Il Procuratore costituzionale in Gjakova ha presentato accuse di corruzione alla Corte costituzionale in Gjakova verso i cittadini albanesi Gerald Daja. Secondo l'accusa fornita dal “Justice Vow”, l'accusa afferma che l'accusato Daya al confine di Qafe-Morine ha offerto denaro alla polizia di frontiera per attraversare il confine perché non ha posseduto [...]
Il Procuratore costituzionale in Gjakova ha presentato accuse di corruzione alla Corte costituzionale in Gjakova verso i cittadini albanesi Gerald Daja.
Secondo l'accusa, fornita da “Justice Vowif”, l'accusa sostiene che l'imputato Daya al punto di confine Qafe-Morine ha offerto soldi alla polizia di confine per attraversare il confine perché non ha il proprio ID o passaporto con lui.
Secondo l'accusa, Daya è stato accusato che, il 6 dicembre 2020, al punto di confine Qafe-Morine, ha offerto denaro come regalo per la persona ufficiale di non rispettare il suo dovere ufficiale.

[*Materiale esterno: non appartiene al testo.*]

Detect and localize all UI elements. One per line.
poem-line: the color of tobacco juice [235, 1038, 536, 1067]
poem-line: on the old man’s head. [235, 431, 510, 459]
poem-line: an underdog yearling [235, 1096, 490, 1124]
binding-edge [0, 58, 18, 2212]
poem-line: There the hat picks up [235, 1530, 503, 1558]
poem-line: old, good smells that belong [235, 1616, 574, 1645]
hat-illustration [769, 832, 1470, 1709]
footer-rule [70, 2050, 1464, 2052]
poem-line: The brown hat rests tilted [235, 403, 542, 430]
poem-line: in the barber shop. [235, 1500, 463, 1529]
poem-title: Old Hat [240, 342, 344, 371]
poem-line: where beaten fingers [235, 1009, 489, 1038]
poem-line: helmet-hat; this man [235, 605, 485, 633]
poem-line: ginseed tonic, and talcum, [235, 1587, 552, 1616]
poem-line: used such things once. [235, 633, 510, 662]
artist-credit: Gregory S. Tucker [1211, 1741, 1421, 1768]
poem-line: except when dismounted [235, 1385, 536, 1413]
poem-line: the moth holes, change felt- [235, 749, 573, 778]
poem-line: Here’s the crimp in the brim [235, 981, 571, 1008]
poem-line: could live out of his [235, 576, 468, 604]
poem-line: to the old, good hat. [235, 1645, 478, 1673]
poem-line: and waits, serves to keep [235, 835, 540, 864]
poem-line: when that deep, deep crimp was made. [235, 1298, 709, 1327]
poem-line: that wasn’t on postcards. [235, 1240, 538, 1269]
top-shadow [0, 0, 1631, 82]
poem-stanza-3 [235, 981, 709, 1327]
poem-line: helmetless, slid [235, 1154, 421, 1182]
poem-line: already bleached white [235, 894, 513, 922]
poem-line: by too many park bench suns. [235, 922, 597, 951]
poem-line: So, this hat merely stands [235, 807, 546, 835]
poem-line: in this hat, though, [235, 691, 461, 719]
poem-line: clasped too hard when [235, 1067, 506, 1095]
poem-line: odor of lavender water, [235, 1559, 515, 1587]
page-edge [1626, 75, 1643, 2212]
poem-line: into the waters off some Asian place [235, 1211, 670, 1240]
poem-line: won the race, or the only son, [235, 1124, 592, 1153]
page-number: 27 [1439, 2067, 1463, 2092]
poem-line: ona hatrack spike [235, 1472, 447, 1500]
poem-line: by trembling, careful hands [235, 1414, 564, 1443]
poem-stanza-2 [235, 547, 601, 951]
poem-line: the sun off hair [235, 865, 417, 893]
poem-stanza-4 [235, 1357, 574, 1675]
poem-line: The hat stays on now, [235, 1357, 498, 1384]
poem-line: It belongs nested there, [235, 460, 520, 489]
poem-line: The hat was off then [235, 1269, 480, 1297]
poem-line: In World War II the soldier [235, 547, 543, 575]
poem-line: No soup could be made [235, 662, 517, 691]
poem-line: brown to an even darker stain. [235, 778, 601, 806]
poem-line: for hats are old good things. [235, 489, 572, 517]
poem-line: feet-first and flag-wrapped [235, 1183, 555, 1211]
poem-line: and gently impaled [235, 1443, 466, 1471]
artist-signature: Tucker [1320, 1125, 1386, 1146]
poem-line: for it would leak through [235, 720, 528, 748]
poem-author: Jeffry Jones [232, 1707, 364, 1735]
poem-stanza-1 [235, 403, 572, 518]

In conformità con l'accusa, lo ha fatto fino a quando i funzionari della polizia di frontiera fermano il veicolo “enterdah”, che l'accusato ha condotto, con l'obiettivo di registrare e controllo doganale, l'accusato sta offrendo la sua patente di guida e il contratto di automobile, che aveva preso con il noleggio (screw), quando l'ufficiale di polizia annuncia che non può passare perché non ha il proprio ID o il passaporto, l'accusato di ritorno, il credito ha chiesto di ritorno di ritorno alla macchina e l'auto.
Per questo, è accusato di aver commesso un lavoro criminale “bribery” dall'articolo 422 capoverso 1 della KPRK.